LLNL / RAJA

RAJA Performance Portability Layer (C++)
BSD 3-Clause "New" or "Revised" License
489 stars 103 forks source link

Revise RAJA plugin support #1742

Open adayton1 opened 1 month ago

adayton1 commented 1 month ago

Is your feature request related to a problem? Please describe.

RAJA plugins are used by CHAI to make sure the data backing ManagedArray is in the correct memory space and that it is up to date. However, the approach used now is not stream aware. This leads to suboptimal performance on GPU platforms. Where there is a dual memory space (CUDA), memory copies to the host are done on stream 0, which forces the whole device to synchronize. Where there is a single memory space (HIP), we have to do a synchronize across the whole device to make sure the data is valid during host accesses.

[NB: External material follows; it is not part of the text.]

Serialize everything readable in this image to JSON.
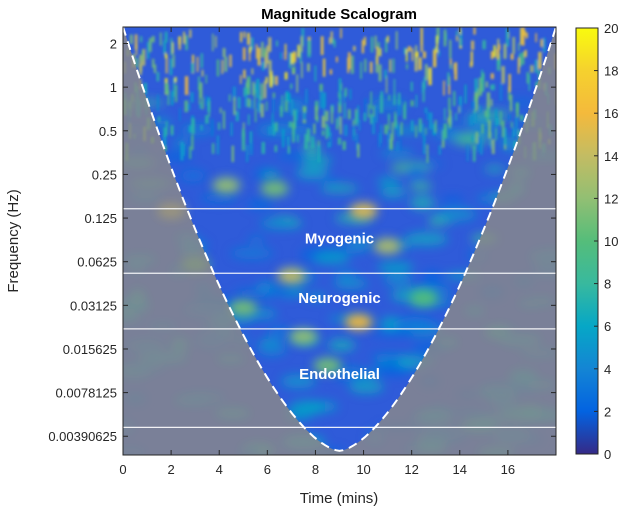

Describe the solution you'd like

Making CHAI stream aware would be relatively straightforward if the camp resource used by RAJA was passed as an argument to the plugin functions. Additionally, the postLaunch function should also receive an event with a wait method that CHAI can call when it needs to be sure the kernel has been completed.

Describe alternatives you've considered

Instead of modifying the plugin, RAJA could set some global state that is accessible when the plugin methods are called.

Additional context

Umpire is working on camp resource aware allocators (https://github.com/LLNL/Umpire/pull/901), which CHAI will also be using.

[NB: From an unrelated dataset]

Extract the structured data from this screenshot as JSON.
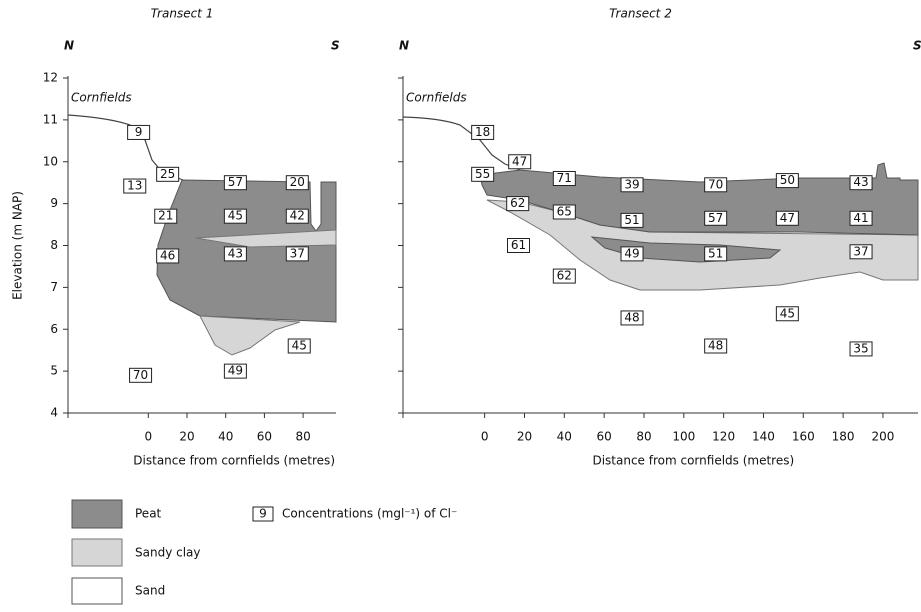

Also, note that even if only one stream is being used in an application, this new approach will be more efficient than synchronizing across the whole device.

adayton1 commented 1 month ago

Actually, passing an event to postLaunch might need some more design work. For preCapture, we set some global state that is then used by chai::ManagedArray's copy constructor. The global state is then reset in postCapture. I'm imagining analogous preDestroy and postDestroy functions that set and reset global state and chai::ManagedArray's destructor would operate off that global state. That could get tricky to do, though.

I'm also trying to re-evaluate if I can do some kind of registry pattern where chai::ManagedArrays register themselves or some callbacks and then the postLaunch could do the work without having to set some global state.

adayton1 commented 1 month ago

I've been operating on the assumption that an event can be waited on more than once. Is that true?

MrBurmark commented 1 month ago

I think you can wait multiple times on an event. Note that we will also have to be careful using events as camp never frees/destroys the underlying cuda/hip event currently. I've thought about making events move-only or having a shared pointer so they can automatically clean up after themselves. I would prefer move-only as shared pointer can be expensive, but it would be a breaking change in the API. @long58

rhornung67 commented 1 month ago

Target this for next RAJA Suite release.

rhornung67 commented 1 month ago

Talk to ALED and Spheral teams about move-only vs. reference counting for event tracking.

adayton1 commented 4 weeks ago

We would need reference counting in events since multiple CHAI ManagedArrays could track the same event.

adayton1 commented 3 weeks ago

If you wanted to avoid passing an event on the postLaunch method, you could have RAJA::forall avoid returning an event and allow the application to create their own event if desired (since they passed in the resource to begin with, they can easily create one).

MrBurmark commented 3 weeks ago

We return something this is convertible to an event from the forall, so if you don't use it then no event is created.

adayton1 commented 3 weeks ago

We return something this is convertible to an event from the forall, so if you don't use it then no event is created.

Nice! I guess we'll still have to be careful about both CHAI and the application creating separate events. Or is the overhead of creating an event pretty low?

MrBurmark commented 3 weeks ago

That is still a concern, we'd have to measure. I don't think many apps use events.

MrBurmark commented 3 weeks ago

Thinking about things like multiple ownership for events. I can imagine having events that contain a shared pointer to their contents or events that are move-only and those wanting multiple ownership semantics wrap them in a shared pointer.

MrBurmark commented 3 weeks ago

Right now generic resources always come with the overhead of a shared pointer. I've been lamenting that for a while. If we wanted to avoid this we could perhaps have something like shared_resource and shared_event classes and unique_resource and unique_event classes? That way you could choose as a user which semantics you want. Though we'd still have to decide what semantics the typed resources and events should have. Currently typed resources and events are basically views to a stream or event so they can be copied and destroyed without affecting the underlying stream or event. The lifetime of the underlying resources, cuda/hip streams and events, are basically static storage duration and none of them are ever freed.

adayton1 commented 3 weeks ago

We'll definitely need events to be cleaned up - in a single run I could easily see tens of thousands of them being created. I'm less worried about streams at the moment, though that's still good to consider.

adayton1 commented 3 weeks ago

Hmm, I'm not sure how to handle typed resources/events. I don't love the idea of a typed resource destroying a stream when it goes out of scope. Or for that matter, a typed event being waited on when the typed event goes out of scope. Though, if it didn't wait on the event, just released it (is that possible to do without waiting on it?), then that seems reasonable.

MrBurmark commented 2 weeks ago

I don't think you have to wait on events to free them in cuda/hip.